While I’m not quite there yet with the whole nudist thing, or the raw foodist thing, I’m certainly partial to an excellent salad or refreshing raw soup.

Aside from the fact that raw meals are generally delicious, it’s commonly accepted that most vegetables and fruits are best for you when they’re not cooked. This isn’t always what you might prefer, given the usual preference for hot food on cold days, but as the weather warms up I suggest that you give it a shot. You probably already eat a fair amount of raw food anyway, but just don’t think of it that way. Fruits, salads, smoothies – they’re mostly raw right? If you want to have a raw ‘meal’ just increase the amount of raw things until there’s no room on the plate for cooked things! Easy! Otherwise you can try specifically ‘raw food’ recipes, the internet is full of them, and I think my soup recipe below qualifies.

In neither of these recipes did I use 100% raw ingredients, because I take a fairly relaxed approach to the whole thing. But both capture the essence of what I think raw eating is all about – fresh, flavoursome, healthy food that is both satisfying and nourishing while being very close to its natural state.

(please excuse my hipster photography while I wait on my new camera to arrive)

I first made this soup for myself as dinner while I studied for my mid-semester exam the other week. I’d been looking for a raw soup recipe that didn’t call for a copious amount of fat – most of the raw soup recipes I’ve found either have avocado, oil or nuts in large proportions. That’s fine and all, but not when I felt like a light dinner. I didn’t have much luck so this was an amalgamation of a couple of recipes, a bit of an experiment. I loved it. I loved it so much that I made it last weekend for lunch and poured a bowl of it for Ash. He enjoyed it too, but suggested that it would be better served in a small bowl as an entree rather than as the main course. I’m ok with that. I still liked it as a main, but then I’m a bit of a weirdo when it comes to food. Maybe try it as an entree and see what you think, it’s always easy to make more next time.
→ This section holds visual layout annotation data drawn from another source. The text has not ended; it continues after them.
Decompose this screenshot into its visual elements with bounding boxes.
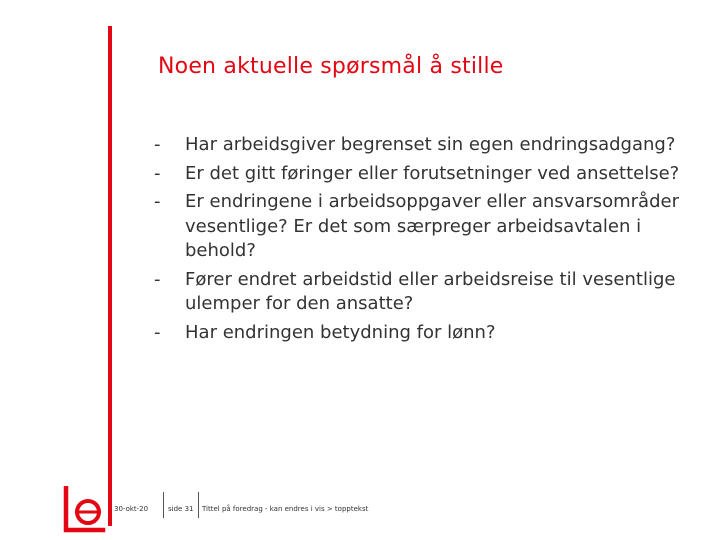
bullet-text: Har endringen betydning for lønn? (185, 321, 496, 343)
bullet-item (154, 162, 699, 187)
bullet-text: Er endringene i arbeidsoppgaver eller ansvarsområder vesentlige? Er det som særpreger arbeidsavtalen i behold? (185, 191, 679, 261)
bullet-dash: - (154, 268, 161, 290)
footer-separator (163, 492, 164, 518)
bullet-text: Er det gitt føringer eller forutsetninger ved ansettelse? (185, 162, 680, 184)
footer-page-number: side 31 (168, 505, 194, 513)
bullet-list (154, 133, 699, 349)
slide-title: Noen aktuelle spørsmål å stille (158, 54, 504, 79)
lo-logo-icon (63, 486, 107, 534)
bullet-dash: - (154, 321, 161, 343)
footer-separator (198, 492, 199, 518)
accent-divider-line (108, 26, 112, 526)
bullet-item (154, 190, 699, 264)
bullet-item (154, 133, 699, 158)
footer-presentation-title: Tittel på foredrag - kan endres i vis > topptekst (202, 505, 369, 513)
footer-date: 30-okt-20 (114, 505, 149, 513)
bullet-dash: - (154, 134, 161, 155)
bullet-text: Fører endret arbeidstid eller arbeidsreise til vesentlige ulemper for den ansatte? (185, 268, 676, 314)
bullet-text: Har arbeidsgiver begrenset sin egen endringsadgang? (185, 134, 676, 155)
bullet-dash: - (154, 162, 161, 184)
bullet-item (154, 321, 699, 346)
bullet-dash: - (154, 191, 161, 212)
bullet-item (154, 268, 699, 317)
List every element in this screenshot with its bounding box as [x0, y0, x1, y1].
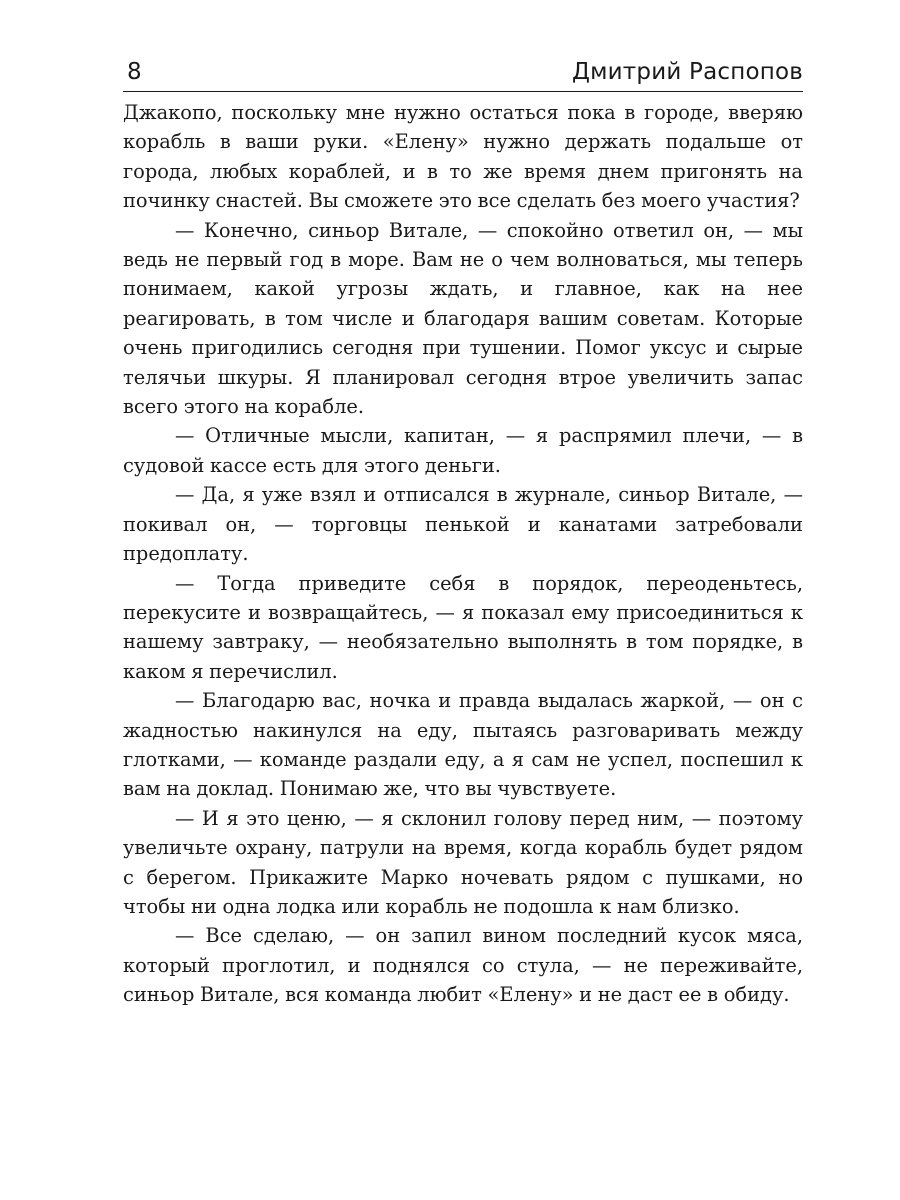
paragraph: — Отличные мысли, капитан, — я распрямил плечи, — в судовой кассе есть для этого деньги.: [123, 424, 803, 477]
paragraph: — Конечно, синьор Витале, — спокойно ответил он, — мы ведь не первый год в море. Вам не о чем волноваться, мы теперь понимаем, какой угрозы ждать, и главное, как на нее реагировать, в том числе и благодаря вашим советам. Которые очень пригодились сегодня при тушении. Помог уксус и сырые телячьи шкуры. Я планировал сегодня втрое увеличить запас всего этого на корабле.: [123, 218, 803, 419]
paragraph: — Благодарю вас, ночка и правда выдалась жаркой, — он с жадностью накинулся на еду, пытаясь разговаривать между глотками, — команде раздали еду, а я сам не успел, поспешил к вам на доклад. Понимаю же, что вы чувствуете.: [123, 689, 803, 801]
book-page: [123, 58, 803, 1010]
paragraph: — Тогда приведите себя в порядок, переоденьтесь, перекусите и возвращайтесь, — я показал ему присоединиться к нашему завтраку, — необязательно выполнять в том порядке, в каком я перечислил.: [123, 571, 803, 683]
running-header: [123, 58, 803, 92]
paragraph: — Все сделаю, — он запил вином последний кусок мяса, который проглотил, и поднялся со стула, — не переживайте, синьор Витале, вся команда любит «Елену» и не даст ее в обиду.: [123, 924, 803, 1007]
author-name: Дмитрий Распопов: [571, 59, 803, 85]
page-number: 8: [127, 59, 142, 85]
paragraph: — Да, я уже взял и отписался в журнале, синьор Витале, — покивал он, — торговцы пенькой и канатами затребовали предоплату.: [123, 483, 803, 566]
paragraph: Джакопо, поскольку мне нужно остаться пока в городе, вверяю корабль в ваши руки. «Елену» нужно держать подальше от города, любых кораблей, и в то же время днем пригонять на починку снастей. Вы сможете это все сделать без моего участия?: [123, 101, 803, 213]
body-text: [123, 98, 803, 1010]
paragraph: — И я это ценю, — я склонил голову перед ним, — поэтому увеличьте охрану, патрули на время, когда корабль будет рядом с берегом. Прикажите Марко ночевать рядом с пушками, но чтобы ни одна лодка или корабль не подошла к нам близко.: [123, 806, 803, 918]
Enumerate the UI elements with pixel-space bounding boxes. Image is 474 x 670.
Then there’s this salad, the one I’m sharing with you today. It’s all about the dressing I made up a few weeks ago. It’s my new go-to dressing. It’s sweet and salty and not overpowering, but very complimentary to all things fresh and crunchy. I paired it with the light flavours of shredded romaine lettuce, white radish, grated carrot, raw corn and mint. I’ve also made it with a mix of pineapple, mint, snowpeas, chinese cabbage, bean sprouts and alfalfa which was equally delicious. Mix and match baby.

Sweet Miso Salad (serves one hungry lady)

Ingredients

  • 2 tsp miso
  • 1/2 tsp ginger
  • 1 tbsp mirin
  • 1-2 tsp lime juice
  • 1 cob of corn (raw – trust me, it’s like a lolly), kernels chopped off
  • 1 carrot, grated
  • 2″ white radish (a.k.a. daikon), grated (optional)
  • 1 shallot, sliced
  • 5 big leaves of romaine lettuce, chopped
  • A handful of mint, torn
  • A handful of bean sprouts

Method

  1. Shake the dressing ingredients together in a jar.
  2. Toss dressing with salad ingredients and serve.

Fresh Tomato Soup (serves 1 as a main or 2 for entree)

Ingredients

  • 3 ripe tomatoes, chopped
  • 2 sundried tomatoes
  • 1 cup unsweetened almond milk
  • A few cracks of salt
  • 1-2 tsp lemon juice
  • cracked pepper and sprouts/seeds for garnish

Method

  1. Blend fresh and sundried tomatoes, almond milk, salt and lemon juice until smooth and creamy.
  2. Serve topped with cracked pepper, sprouts and/or seeds.